O homem com a cabeça encostada na parede
- “Lembra-se?”, você diz. Eu me lembro de tudo. Sou um verdadeiro homem-elefante, é o que eu te repondo. “Por favor, esqueça, esqueça!”, é o que você me diz dentro minha cabeça. “É você que me mantém preso aqui, paralisado, sem poder me mexer. Se eu me mexer saio correndo para longe de você”, é o que você está me dizendo, nesse exato momento, dentro da minha cabeça. “Você tem pavor de ficar sozinho é por isso que não te abandono”, é o que você continua dizendo dentro da minha cabeça, “É por isso que não morro”. Agora está calado. Esperando que eu responda. Bobagem. Bobagem. Você já disse isso antes e nada mudou. E, aliás, nem foi você quem disse isso. Fui eu. Sou eu que não quero me deixar sozinho. Sou eu, dentro da minha cabeça, que digo a mim mesmo que não quero me deixar sozinho. Só estou fingindo que é você. Usando suas antigas palavras. Suas antigas palavras. Minhas antigas boas respostas. “Vá se foder, sua estátua desgraçada!”.

Silêncio.


O homem com a cabeça encostada na parede - Boas recordações. Nossas antiguidades. O som da sua voz na minha cabeça? Isso é uma novidade. Não é tão boa assim, mas é o que nos mantém presos um ao outro. Nada mais. Apenas a sua voz dentro da minha cabeça é que me traz necessidade da sua presença. É por isso que estamos aqui, porque sou um verdadeiro homem-elefante. “Por favor, esqueça, esqueça!”. Por que os pais amam os filhos?

Silêncio.

O homem com a cabeça encostada na parede - Você sempre se cala nas horas importantes. Estou exausto. Em alguma outra hora terminamos essa conversa. Quem sabe? Algum dia. Tudo termina em algum momento. Em algum outro momento. Nós vamos conseguir resolver isso. Nosso impasse. Quem precisa de quem. Em algum momento, as coisas vão ficar claras. Não agora. Em breve, um longo tempo, em breve. Não fale nos meus sonhos, por favor. Fique quieto e me deixe descansar. Pelo menos um pouco de silêncio. De solidão. Você tem pavor de ficar sozinho é por isso que não te abandono. Nem vou te abandonar. Por enquanto. Um dia, em algum outro momento, vou. Agora só vou dormir, não tenha medo. Vou ficar bem aqui ao seu lado, o tempo todo. É apenas um soninho. Um descanso. Fique quieto e descanse você também, por favor. Depois terminamos. Não tem explicação. Não há como se explicar uma coisa dessas.

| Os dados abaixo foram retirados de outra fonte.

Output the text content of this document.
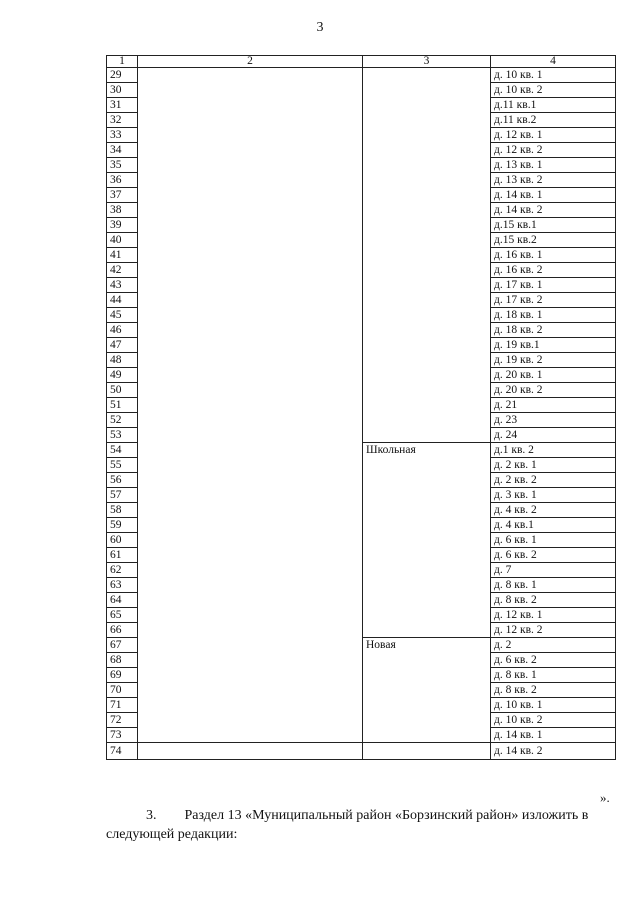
3
1	2	3	4
29			д. 10 кв. 1
30			д. 10 кв. 2
31			д.11 кв.1
32			д.11 кв.2
33			д. 12 кв. 1
34			д. 12 кв. 2
35			д. 13 кв. 1
36			д. 13 кв. 2
37			д. 14 кв. 1
38			д. 14 кв. 2
39			д.15 кв.1
40			д.15 кв.2
41			д. 16 кв. 1
42			д. 16 кв. 2
43			д. 17 кв. 1
44			д. 17 кв. 2
45			д. 18 кв. 1
46			д. 18 кв. 2
47			д. 19 кв.1
48			д. 19 кв. 2
49			д. 20 кв. 1
50			д. 20 кв. 2
51			д. 21
52			д. 23
53			д. 24
54		Школьная	д.1 кв. 2
55			д. 2 кв. 1
56			д. 2 кв. 2
57			д. 3 кв. 1
58			д. 4 кв. 2
59			д. 4 кв.1
60			д. 6 кв. 1
61			д. 6 кв. 2
62			д. 7
63			д. 8 кв. 1
64			д. 8 кв. 2
65			д. 12 кв. 1
66			д. 12 кв. 2
67		Новая	д. 2
68			д. 6 кв. 2
69			д. 8 кв. 1
70			д. 8 кв. 2
71			д. 10 кв. 1
72			д. 10 кв. 2
73			д. 14 кв. 1
74			д. 14 кв. 2
».
3. Раздел 13 «Муниципальный район «Борзинский район» изложить в следующей редакции:
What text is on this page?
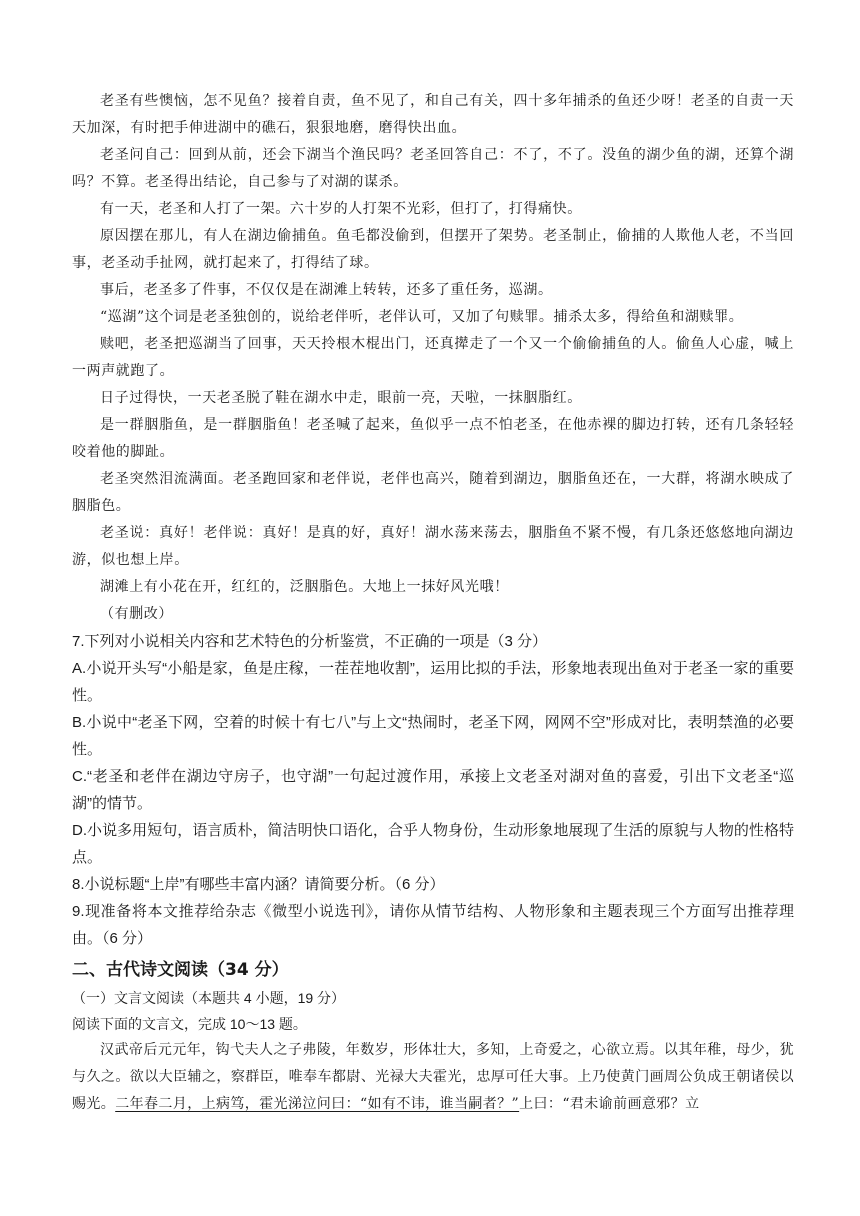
老圣有些懊恼，怎不见鱼？接着自责，鱼不见了，和自己有关，四十多年捕杀的鱼还少呀！老圣的自责一天天加深，有时把手伸进湖中的礁石，狠狠地磨，磨得快出血。

老圣问自己：回到从前，还会下湖当个渔民吗？老圣回答自己：不了，不了。没鱼的湖少鱼的湖，还算个湖吗？不算。老圣得出结论，自己参与了对湖的谋杀。

有一天，老圣和人打了一架。六十岁的人打架不光彩，但打了，打得痛快。

原因摆在那儿，有人在湖边偷捕鱼。鱼毛都没偷到，但摆开了架势。老圣制止，偷捕的人欺他人老，不当回事，老圣动手扯网，就打起来了，打得结了球。

事后，老圣多了件事，不仅仅是在湖滩上转转，还多了重任务，巡湖。

“巡湖”这个词是老圣独创的，说给老伴听，老伴认可，又加了句赎罪。捕杀太多，得给鱼和湖赎罪。

赎吧，老圣把巡湖当了回事，天天拎根木棍出门，还真撵走了一个又一个偷偷捕鱼的人。偷鱼人心虚，喊上一两声就跑了。

日子过得快，一天老圣脱了鞋在湖水中走，眼前一亮，天啦，一抹胭脂红。

是一群胭脂鱼，是一群胭脂鱼！老圣喊了起来，鱼似乎一点不怕老圣，在他赤裸的脚边打转，还有几条轻轻咬着他的脚趾。

老圣突然泪流满面。老圣跑回家和老伴说，老伴也高兴，随着到湖边，胭脂鱼还在，一大群，将湖水映成了胭脂色。

老圣说：真好！老伴说：真好！是真的好，真好！湖水荡来荡去，胭脂鱼不紧不慢，有几条还悠悠地向湖边游，似也想上岸。

湖滩上有小花在开，红红的，泛胭脂色。大地上一抹好风光哦！

（有删改）

7.下列对小说相关内容和艺术特色的分析鉴赏，不正确的一项是（3 分）

A.小说开头写“小船是家，鱼是庄稼，一茬茬地收割”，运用比拟的手法，形象地表现出鱼对于老圣一家的重要性。

B.小说中“老圣下网，空着的时候十有七八”与上文“热闹时，老圣下网，网网不空”形成对比，表明禁渔的必要性。

C.“老圣和老伴在湖边守房子，也守湖”一句起过渡作用，承接上文老圣对湖对鱼的喜爱，引出下文老圣“巡湖”的情节。

D.小说多用短句，语言质朴，简洁明快口语化，合乎人物身份，生动形象地展现了生活的原貌与人物的性格特点。

8.小说标题“上岸”有哪些丰富内涵？请简要分析。（6 分）

9.现准备将本文推荐给杂志《微型小说选刊》，请你从情节结构、人物形象和主题表现三个方面写出推荐理由。（6 分）

二、古代诗文阅读（34 分）

（一）文言文阅读（本题共 4 小题，19 分）

阅读下面的文言文，完成 10～13 题。

汉武帝后元元年，钩弋夫人之子弗陵，年数岁，形体壮大，多知，上奇爱之，心欲立焉。以其年稚，母少，犹与久之。欲以大臣辅之，察群臣，唯奉车都尉、光禄大夫霍光，忠厚可任大事。上乃使黄门画周公负成王朝诸侯以赐光。二年春二月，上病笃，霍光涕泣问曰：“如有不讳，谁当嗣者？”上曰：“君未谕前画意邪？立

O homem com a cabeça encostada na parede deita-se no chão. O homem acorrentado abre os olhos e assovia uma canção de ninar.

QUANDO MAL ACABA

Agora que não tenho mais um time de futebol, vou me concentrar em coisas mais importantes.
Agora que não tenho mais um time de futebol, vou beber menos.
Agora que não tenho mais um time de futebol, posso ter mais bom gosto na escolha das minhas cores preferidas.
Agora que não tenho mais um time de futebol, não perderei jamais uma partida.